Angélique Christaki La musique barbare de l’hallucination

Editions Hermann Psychanalyse, 2016

Jean-Jacques Chapoutot,
Psychanalyste, psychodramatiste au Centre du Parc de Saint-Cloud, et adherent à Espace analytique.

 

 

Le livre d’Angélique Christaki est le fruit d’un travail de recherche très exigeant. Exigeant pour l’auteure qui, de la première à la dernière page, nous tient dans une analyse très serrée de ce à quoi l’hallucination renvoie, tant dans le symptôme que dans le travail de la cure et dans le lien social. Exigeant pour le lecteur qui va trouver dans cet ouvrage non seulement une explicitation aboutie du phénomène de l’hallucination, tant en psychopathologie qu’en psychanalyse, mais aussi nombre de références à des textes importants que le propos appelle à revisiter.

A la lecture de ce livre, nous suivons un chemin tracé avec rigueur sur un tapis au tissage serré, de surprise en surprise, conduits par une écriture dont la musicalité et la précision nous emportent, sans échappatoire possible, au cœur des enjeux de la relation transférentielle vers la découverte de l’inconscient.
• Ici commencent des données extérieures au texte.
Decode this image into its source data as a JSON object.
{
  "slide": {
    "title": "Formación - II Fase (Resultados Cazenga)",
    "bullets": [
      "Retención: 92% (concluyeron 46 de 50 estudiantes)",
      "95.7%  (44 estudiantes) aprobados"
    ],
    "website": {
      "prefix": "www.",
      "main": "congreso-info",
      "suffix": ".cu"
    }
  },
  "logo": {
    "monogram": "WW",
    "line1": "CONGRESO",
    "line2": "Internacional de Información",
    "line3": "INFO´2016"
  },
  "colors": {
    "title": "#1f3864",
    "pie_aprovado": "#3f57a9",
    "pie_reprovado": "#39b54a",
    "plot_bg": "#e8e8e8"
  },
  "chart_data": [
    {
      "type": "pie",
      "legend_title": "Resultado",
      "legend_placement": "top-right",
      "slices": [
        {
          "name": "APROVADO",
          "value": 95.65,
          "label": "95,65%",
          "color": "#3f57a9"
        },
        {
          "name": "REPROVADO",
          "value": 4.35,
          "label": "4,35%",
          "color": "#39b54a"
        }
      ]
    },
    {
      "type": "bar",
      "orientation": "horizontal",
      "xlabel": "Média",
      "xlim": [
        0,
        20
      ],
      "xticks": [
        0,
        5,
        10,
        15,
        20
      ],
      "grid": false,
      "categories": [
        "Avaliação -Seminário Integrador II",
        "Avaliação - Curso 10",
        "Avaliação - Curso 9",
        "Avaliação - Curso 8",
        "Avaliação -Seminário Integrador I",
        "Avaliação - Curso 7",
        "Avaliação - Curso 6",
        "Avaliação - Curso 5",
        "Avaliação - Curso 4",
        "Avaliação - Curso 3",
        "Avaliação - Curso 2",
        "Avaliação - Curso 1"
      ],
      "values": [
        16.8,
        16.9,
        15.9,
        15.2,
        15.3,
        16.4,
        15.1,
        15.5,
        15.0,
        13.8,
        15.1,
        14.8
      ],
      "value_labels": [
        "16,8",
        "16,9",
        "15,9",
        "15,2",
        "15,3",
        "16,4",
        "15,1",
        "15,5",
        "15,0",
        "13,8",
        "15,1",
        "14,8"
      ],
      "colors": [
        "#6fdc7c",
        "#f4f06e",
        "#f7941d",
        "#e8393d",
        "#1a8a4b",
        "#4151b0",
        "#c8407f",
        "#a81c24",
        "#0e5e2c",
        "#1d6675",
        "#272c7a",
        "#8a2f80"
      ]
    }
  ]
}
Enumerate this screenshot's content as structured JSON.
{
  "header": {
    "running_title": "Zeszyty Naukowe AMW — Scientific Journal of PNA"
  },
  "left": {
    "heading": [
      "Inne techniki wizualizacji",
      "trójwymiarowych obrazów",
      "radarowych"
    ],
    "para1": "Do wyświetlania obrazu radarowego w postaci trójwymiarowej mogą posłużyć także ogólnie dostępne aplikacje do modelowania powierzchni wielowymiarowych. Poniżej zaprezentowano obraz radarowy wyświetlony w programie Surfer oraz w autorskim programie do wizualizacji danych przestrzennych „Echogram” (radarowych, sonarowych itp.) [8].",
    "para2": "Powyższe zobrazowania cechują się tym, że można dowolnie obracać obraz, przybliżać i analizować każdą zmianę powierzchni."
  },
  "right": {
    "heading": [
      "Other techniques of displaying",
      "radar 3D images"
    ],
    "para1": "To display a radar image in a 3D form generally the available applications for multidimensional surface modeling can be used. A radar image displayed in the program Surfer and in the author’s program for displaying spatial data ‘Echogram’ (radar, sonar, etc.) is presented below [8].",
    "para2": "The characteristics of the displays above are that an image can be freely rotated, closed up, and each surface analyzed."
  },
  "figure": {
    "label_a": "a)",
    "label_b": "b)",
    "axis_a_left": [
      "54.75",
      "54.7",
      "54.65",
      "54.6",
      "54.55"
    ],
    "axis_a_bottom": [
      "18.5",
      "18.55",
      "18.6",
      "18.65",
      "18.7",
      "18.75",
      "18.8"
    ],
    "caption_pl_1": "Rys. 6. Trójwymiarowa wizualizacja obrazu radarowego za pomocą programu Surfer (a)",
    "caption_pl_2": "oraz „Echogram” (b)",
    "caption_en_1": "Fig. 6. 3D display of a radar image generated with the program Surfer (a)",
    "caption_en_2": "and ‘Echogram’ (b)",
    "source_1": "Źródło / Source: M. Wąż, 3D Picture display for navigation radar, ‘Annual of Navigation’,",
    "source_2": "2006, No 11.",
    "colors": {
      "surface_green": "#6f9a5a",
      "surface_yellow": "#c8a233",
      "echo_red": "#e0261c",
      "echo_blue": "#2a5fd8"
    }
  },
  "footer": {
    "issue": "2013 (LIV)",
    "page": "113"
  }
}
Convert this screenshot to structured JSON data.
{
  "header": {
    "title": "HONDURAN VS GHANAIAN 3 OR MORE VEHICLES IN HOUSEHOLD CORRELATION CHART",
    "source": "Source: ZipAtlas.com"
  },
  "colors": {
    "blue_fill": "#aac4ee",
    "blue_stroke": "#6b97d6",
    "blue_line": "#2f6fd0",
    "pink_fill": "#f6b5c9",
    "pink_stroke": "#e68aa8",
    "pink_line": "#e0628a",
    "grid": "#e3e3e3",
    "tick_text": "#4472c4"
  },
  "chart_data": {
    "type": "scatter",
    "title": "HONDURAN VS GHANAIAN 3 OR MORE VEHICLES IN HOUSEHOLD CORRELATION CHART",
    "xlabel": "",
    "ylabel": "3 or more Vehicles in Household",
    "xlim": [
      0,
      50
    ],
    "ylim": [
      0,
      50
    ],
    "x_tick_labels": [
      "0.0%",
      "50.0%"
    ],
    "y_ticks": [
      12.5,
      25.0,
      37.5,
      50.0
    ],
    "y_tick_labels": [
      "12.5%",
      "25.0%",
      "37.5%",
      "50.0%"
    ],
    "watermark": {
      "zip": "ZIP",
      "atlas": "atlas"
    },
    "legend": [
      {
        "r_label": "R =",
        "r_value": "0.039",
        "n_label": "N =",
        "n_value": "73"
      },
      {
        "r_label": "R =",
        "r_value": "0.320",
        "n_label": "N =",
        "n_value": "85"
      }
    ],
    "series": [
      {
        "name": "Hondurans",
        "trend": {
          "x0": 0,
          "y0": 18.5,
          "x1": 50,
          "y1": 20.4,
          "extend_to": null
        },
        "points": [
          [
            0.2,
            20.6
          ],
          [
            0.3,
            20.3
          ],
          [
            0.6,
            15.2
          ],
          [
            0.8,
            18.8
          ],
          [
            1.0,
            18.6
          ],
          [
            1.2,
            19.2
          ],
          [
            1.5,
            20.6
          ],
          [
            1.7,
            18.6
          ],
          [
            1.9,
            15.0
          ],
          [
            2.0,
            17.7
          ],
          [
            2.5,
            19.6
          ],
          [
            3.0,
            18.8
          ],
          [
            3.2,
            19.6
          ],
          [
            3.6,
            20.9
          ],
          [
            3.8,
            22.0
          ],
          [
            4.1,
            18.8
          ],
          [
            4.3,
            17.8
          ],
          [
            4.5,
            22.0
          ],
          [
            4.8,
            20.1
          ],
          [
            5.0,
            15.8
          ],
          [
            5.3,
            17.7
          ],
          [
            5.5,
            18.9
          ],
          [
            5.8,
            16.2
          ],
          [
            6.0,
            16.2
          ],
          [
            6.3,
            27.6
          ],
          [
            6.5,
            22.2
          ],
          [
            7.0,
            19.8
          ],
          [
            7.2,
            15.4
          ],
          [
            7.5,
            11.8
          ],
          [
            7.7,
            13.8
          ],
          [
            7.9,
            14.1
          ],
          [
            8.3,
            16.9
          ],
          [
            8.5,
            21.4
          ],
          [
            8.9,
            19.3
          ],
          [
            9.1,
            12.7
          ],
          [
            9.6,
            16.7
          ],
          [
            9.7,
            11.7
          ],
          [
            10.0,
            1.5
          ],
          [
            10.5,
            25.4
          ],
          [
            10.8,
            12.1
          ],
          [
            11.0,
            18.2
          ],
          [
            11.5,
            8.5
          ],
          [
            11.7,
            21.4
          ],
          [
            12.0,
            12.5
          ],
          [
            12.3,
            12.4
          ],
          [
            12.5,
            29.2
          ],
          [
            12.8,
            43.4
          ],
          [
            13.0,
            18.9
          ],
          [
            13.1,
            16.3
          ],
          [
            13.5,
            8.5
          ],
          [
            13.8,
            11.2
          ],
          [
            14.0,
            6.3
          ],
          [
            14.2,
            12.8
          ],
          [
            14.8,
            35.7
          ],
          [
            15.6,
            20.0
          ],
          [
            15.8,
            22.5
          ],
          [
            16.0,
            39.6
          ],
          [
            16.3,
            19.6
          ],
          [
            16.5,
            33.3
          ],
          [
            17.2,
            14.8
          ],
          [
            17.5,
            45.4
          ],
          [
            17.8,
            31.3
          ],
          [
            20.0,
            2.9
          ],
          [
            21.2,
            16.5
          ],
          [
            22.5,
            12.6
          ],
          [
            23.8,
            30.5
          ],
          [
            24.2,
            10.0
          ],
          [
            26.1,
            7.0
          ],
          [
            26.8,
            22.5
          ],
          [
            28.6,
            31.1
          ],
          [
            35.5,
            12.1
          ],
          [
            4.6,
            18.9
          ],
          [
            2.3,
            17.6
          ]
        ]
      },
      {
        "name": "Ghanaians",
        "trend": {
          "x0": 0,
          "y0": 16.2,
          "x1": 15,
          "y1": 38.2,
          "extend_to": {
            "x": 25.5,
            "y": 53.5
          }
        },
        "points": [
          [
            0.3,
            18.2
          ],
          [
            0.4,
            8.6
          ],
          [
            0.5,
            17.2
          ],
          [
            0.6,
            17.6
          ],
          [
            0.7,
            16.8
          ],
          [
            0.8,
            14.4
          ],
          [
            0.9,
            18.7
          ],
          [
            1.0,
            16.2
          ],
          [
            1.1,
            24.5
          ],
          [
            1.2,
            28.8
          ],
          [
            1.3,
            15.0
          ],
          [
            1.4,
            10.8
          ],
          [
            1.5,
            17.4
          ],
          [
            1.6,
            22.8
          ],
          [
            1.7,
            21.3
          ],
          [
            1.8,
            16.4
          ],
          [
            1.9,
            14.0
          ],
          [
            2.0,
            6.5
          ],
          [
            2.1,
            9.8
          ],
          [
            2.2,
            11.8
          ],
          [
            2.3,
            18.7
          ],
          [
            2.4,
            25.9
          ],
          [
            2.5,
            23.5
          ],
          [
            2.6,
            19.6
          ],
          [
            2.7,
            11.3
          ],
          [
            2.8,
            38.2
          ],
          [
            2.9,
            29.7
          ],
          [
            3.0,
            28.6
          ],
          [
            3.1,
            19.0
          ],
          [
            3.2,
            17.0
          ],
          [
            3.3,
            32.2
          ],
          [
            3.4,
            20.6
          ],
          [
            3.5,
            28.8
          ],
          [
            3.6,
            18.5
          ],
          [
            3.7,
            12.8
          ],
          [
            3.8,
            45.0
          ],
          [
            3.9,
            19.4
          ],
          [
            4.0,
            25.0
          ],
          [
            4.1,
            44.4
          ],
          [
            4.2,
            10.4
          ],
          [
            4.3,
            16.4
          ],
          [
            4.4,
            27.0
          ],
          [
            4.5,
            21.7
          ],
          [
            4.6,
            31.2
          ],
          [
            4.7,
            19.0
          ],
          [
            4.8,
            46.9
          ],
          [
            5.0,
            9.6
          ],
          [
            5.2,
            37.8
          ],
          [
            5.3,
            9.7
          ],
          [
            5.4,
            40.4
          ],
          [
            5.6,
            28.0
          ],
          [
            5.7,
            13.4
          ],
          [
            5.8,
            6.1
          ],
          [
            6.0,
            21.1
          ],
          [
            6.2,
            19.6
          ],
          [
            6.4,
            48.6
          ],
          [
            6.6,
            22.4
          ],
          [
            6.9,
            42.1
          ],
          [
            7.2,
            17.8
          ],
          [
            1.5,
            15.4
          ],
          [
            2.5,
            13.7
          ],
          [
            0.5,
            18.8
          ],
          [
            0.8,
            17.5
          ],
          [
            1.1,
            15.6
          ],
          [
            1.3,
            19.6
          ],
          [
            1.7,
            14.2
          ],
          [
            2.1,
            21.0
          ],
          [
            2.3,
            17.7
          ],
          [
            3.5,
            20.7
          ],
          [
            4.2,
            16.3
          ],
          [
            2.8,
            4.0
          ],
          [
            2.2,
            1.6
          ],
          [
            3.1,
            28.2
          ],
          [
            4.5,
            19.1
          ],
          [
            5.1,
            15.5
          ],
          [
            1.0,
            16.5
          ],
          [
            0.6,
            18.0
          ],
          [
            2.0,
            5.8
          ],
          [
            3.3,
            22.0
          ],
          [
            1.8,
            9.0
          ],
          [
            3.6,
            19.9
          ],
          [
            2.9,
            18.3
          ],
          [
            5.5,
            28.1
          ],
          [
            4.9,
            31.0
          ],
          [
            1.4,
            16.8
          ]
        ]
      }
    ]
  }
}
Dans « Constructions dans l’analyse », Freud a insisté sur le caractère de l’hallucination, comme le retour d’un évènement oublié des premières années, transformé et déplacé comme dans le travail du rêve, porteur de cette part de vérité que le refoulement nous masque. Tirant le fil de cette analogie entre l’hallucination et le rêve, Angélique Christaki cherche à débusquer ce qui se donne à entendre de l’inscription dans le corps de la langue maternelle, porteuse à la fois d’étrange et de transmission.

Le barbare c’est l’étranger qui ne peut parler la langue de l’accueillant qu’avec l’accent de son origine énigmatique.

Avec le bref extrait clinique de l’enfant Kylian, l’auteure met en en scène le travail de levée du malentendu révélé par l’écart des langues maternelles de l’enfant et de l’analyste, par l’intermédiaire de l’écriture en langue tierce, travail qui a permis la séparation d’avec l’empreinte du traumatisme historique.

Dans le cas de Juliette, qui se présente comme sujette à des hallucinations multi sensorielles, l’analyse révèle le poids d’une injonction surmoïque transmise entre trois générations, qui fait la fillette porteuse de traces figées relatives à l’irruption du trauma maternel, traces cependant susceptibles d’être élaborées. Ici, le symptôme de l’enfant prend fonction de transitivité en réveillant un point de sidération chez la mère, dont le travail de remémoration permettra la disparition du symptôme de la fille.

Après ces deux vignettes cliniques, on en souhaiterait d’autres tant la démonstration nous éclaire. Mais Angélique Christaki a aussi à nous emmener sur des hauteurs plus arides où il s’agit de traiter du mode hallucinatoire et de l’articulation entre la musique de la langue et la poétique du dire, pour nous faire approcher l’instant où l’on touche à l’ombilic du rêve. Quelle est donc en effet la question que pose le rêve à l’analyse ? Comment faire avec l’intime barbarie constitutive de l’être parlant qui résonne dans la langue et peut aller jusqu’à la destructivité de soi et de l’autre ? On noue ici intime et lien social, et Angélique Christaki nous emmène aux origines barbares de la langue grecque pour nous faire toucher la fonction commémorative de la parole et comment il faut de la pensée pour maintenir le lien social. Cette conclusion politique est une surprise de plus, bienvenue, dans un livre qui n’en est pas avare.